Secondly, while Software Heritage does encode files, directories, commits, and signed tags in the same way as git, it also uses one more type of object that doesn’t correspond to any git type of object. These snapshots objects represent the top-level state of a repo (refs and what they point to). This is information that in a normal “live” git repo is not content-addressed, but is rather a mutable local state. For SWH’s archival purposes, however, not content-addressing the information wouldn’t do, and thus in the form of a new type of object was needed. We used an IPFS-supported IPLD plugin to parse SWH snapshot objects.

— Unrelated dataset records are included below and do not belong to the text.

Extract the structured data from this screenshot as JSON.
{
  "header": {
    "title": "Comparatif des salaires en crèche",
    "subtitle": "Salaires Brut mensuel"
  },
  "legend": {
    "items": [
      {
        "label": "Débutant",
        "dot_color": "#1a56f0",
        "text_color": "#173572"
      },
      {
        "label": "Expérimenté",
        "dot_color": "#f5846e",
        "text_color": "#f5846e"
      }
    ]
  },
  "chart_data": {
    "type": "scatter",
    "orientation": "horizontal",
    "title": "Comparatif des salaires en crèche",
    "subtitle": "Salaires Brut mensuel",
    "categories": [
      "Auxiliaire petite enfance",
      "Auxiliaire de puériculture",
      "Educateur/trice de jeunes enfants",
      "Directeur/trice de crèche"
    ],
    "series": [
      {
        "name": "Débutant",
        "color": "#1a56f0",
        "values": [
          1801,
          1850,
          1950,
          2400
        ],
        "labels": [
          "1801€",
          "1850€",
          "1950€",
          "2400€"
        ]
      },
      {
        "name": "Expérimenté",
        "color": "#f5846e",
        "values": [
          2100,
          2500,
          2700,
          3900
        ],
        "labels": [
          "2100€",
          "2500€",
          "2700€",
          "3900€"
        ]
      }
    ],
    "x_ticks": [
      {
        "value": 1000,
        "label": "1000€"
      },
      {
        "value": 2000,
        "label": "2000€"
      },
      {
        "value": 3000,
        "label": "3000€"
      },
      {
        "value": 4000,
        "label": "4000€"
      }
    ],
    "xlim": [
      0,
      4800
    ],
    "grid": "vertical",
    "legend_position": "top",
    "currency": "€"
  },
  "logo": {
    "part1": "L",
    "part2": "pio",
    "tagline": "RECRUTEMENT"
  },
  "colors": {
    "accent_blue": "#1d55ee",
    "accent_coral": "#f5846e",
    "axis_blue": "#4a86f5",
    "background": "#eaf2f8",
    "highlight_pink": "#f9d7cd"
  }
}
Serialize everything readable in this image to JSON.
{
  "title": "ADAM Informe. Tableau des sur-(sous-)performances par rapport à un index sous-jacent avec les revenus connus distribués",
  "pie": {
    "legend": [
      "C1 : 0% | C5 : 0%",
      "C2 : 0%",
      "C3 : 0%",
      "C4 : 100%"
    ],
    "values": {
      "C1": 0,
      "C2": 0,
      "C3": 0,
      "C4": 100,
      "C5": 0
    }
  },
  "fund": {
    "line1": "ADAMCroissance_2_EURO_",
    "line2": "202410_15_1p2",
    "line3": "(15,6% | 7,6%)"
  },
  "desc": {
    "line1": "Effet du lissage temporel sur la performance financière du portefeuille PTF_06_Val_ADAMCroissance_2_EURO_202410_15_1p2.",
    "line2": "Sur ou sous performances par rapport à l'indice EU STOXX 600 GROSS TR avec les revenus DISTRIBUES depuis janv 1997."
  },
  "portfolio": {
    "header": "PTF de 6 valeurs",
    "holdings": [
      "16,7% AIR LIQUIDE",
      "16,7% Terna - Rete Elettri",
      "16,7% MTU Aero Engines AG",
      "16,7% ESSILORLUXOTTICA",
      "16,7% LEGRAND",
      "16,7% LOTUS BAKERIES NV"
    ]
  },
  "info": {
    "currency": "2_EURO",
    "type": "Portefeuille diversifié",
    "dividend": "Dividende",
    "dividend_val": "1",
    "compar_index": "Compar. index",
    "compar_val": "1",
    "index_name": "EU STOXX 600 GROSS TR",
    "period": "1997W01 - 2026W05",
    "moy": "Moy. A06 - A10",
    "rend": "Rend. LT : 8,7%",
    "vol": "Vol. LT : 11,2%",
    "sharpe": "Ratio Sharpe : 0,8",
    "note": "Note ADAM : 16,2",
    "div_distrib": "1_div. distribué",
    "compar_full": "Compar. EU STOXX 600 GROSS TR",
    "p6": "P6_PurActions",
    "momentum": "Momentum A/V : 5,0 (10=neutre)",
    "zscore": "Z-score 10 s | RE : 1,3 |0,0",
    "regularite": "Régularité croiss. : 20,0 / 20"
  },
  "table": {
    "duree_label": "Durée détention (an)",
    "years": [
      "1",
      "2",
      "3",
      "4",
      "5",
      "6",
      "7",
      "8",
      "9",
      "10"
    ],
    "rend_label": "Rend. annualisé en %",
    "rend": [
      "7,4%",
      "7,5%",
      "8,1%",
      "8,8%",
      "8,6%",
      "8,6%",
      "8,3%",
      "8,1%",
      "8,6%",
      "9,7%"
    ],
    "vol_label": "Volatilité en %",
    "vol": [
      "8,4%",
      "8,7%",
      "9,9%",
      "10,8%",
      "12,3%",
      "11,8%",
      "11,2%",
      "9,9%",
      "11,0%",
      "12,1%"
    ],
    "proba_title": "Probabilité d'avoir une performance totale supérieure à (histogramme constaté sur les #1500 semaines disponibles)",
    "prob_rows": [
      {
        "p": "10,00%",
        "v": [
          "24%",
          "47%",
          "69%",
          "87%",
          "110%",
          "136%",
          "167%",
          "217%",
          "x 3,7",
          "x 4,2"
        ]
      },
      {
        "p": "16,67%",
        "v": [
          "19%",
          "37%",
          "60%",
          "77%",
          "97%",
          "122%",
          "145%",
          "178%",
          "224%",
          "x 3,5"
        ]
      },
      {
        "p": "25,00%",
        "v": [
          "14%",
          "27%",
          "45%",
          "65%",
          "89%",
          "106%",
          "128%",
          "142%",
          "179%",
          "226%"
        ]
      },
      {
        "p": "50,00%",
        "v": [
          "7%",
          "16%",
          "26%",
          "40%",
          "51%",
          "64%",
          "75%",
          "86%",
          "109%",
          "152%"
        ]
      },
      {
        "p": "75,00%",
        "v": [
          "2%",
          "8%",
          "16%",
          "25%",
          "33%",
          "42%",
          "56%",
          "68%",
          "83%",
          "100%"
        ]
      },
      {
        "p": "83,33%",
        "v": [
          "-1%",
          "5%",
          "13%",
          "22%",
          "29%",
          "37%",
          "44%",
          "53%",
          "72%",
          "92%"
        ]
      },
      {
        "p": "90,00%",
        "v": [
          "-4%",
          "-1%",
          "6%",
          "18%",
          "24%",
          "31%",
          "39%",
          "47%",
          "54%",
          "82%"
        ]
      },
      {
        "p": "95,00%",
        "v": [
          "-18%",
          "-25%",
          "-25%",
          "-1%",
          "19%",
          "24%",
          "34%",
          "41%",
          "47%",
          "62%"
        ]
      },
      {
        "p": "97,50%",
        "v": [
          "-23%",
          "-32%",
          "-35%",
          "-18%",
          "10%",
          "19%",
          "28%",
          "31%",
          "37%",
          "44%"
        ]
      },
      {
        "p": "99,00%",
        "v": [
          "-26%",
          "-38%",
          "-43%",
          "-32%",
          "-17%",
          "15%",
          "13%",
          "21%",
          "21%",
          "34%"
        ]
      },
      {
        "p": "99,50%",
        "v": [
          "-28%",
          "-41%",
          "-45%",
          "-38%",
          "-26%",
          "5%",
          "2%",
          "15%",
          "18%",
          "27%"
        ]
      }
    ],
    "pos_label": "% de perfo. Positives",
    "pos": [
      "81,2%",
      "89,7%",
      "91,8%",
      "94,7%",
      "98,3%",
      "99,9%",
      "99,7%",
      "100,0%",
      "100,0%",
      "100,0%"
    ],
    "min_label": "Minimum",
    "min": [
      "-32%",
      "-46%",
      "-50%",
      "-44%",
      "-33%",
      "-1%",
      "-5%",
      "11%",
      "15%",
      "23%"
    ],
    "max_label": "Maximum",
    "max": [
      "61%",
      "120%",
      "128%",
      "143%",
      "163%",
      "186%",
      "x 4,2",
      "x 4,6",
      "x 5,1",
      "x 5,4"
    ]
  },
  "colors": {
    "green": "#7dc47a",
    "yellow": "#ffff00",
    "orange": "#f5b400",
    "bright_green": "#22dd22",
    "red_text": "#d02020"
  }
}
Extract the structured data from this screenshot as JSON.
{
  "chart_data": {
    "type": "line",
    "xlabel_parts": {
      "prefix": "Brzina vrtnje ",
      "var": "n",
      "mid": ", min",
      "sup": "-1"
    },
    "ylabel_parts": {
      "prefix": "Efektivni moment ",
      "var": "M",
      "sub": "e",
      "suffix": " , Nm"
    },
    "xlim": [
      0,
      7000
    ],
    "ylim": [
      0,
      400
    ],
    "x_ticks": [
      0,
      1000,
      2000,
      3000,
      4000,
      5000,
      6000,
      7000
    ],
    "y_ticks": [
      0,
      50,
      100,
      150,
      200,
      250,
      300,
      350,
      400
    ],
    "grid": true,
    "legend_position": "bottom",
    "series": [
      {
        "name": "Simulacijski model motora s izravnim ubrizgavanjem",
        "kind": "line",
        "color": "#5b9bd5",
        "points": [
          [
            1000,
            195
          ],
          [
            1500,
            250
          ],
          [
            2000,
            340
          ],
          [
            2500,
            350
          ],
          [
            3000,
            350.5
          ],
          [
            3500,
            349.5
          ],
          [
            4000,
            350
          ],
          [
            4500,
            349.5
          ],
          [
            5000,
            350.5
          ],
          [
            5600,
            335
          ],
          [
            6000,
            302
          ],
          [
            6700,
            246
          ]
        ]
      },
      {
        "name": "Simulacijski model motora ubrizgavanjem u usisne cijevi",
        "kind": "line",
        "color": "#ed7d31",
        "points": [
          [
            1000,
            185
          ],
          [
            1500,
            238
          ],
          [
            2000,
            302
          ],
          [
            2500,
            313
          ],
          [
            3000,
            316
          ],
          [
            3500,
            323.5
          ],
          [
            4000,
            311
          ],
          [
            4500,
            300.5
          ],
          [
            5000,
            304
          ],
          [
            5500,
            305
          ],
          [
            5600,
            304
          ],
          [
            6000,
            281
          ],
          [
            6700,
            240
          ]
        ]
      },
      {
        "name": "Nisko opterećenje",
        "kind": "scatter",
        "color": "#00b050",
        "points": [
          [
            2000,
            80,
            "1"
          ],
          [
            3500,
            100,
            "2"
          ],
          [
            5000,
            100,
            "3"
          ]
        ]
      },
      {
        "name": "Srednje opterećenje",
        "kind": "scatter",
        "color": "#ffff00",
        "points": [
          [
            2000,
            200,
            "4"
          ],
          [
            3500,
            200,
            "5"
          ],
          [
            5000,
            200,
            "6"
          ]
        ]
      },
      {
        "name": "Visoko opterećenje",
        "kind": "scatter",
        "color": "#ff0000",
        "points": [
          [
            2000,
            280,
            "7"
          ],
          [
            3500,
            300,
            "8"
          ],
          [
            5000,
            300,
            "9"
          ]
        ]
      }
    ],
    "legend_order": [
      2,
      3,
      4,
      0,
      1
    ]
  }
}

Taking a step back, if the goal is to fetch objects from IPFS, you might be wondering why we started talking about parsing them. Can’t we fetch an object by content address without carrying about its bytes mean, treating it as a black box? Yes, we can. And so if fetching single objects was all we wanted to do, there would be no reason to parse snapshots or vanilla git objects. But IPFS can do more than fetch single objects. It also supports some very cool features like recursive querying and pinning. Always exposing the recursive Merkle Directed Acyclic Graph (DAG) structure — that is by parsing our content-addressed objects — we recover the content addresses of other child objects that we can likewise fetch and parse exposes many possibilities that we look forward to explaining in future blog posts.

Future work

Performance and pipelining

At time of writing, an entire source project is not downloaded in a single pass, rather piece by piece. We have to receive a parent object and decode it to figure out what its children are, and then fetch them individually. The problem stems from a lack of pipelining, which causes high latency due to all round trips between a client node and the SWH API required.

To solve this, we need to be able to request more information at once. There is no circumventing the client not knowing what the children are until it knows what the parent is. However, it can still tell the other node it is communicating with that it wants the children too. The other node end can then start sending more information the client didn’t explicitly ask for. IPFS and SWH are already building out support for this independently.

Large objects

IPFS requires chunking, having a small maximum atomic object size. Git however doesn’t chunk, and objects can be arbitrarily big. What to do? One solution is to use cryptography tricks to break up git objects into smaller objects without sacrificing content addressing.

A better long-term solution is to influence Git’s future direction, as the existence of projects like git-lfs demonstrate that even without IPFS, Git’s large object support is subpar. That said, having a stop-gap solution in the meantime is better than none, and ideally could help focus attention on this issue.

In conclusion

Beyond the practical benefits of having this bridge, we hope this project helps promote the practice of content addressing data end-to-end. By prioritizing shared data models over difficult, tedious, or lossy intermediary conversions between data structures, we can avoid a whole class of issues that plague computer infrastructure today. For example, rather than learning to live with tarball compression issues, we could create the means to avoid them.

We are grateful to the NLNet Foundation for the grant that funded this project. Bringing together these software ecosystems was made possible by the close collaboration of ourselves, Software Heritage, and Protocol Labs. We look forward to what the future holds for this collaboration.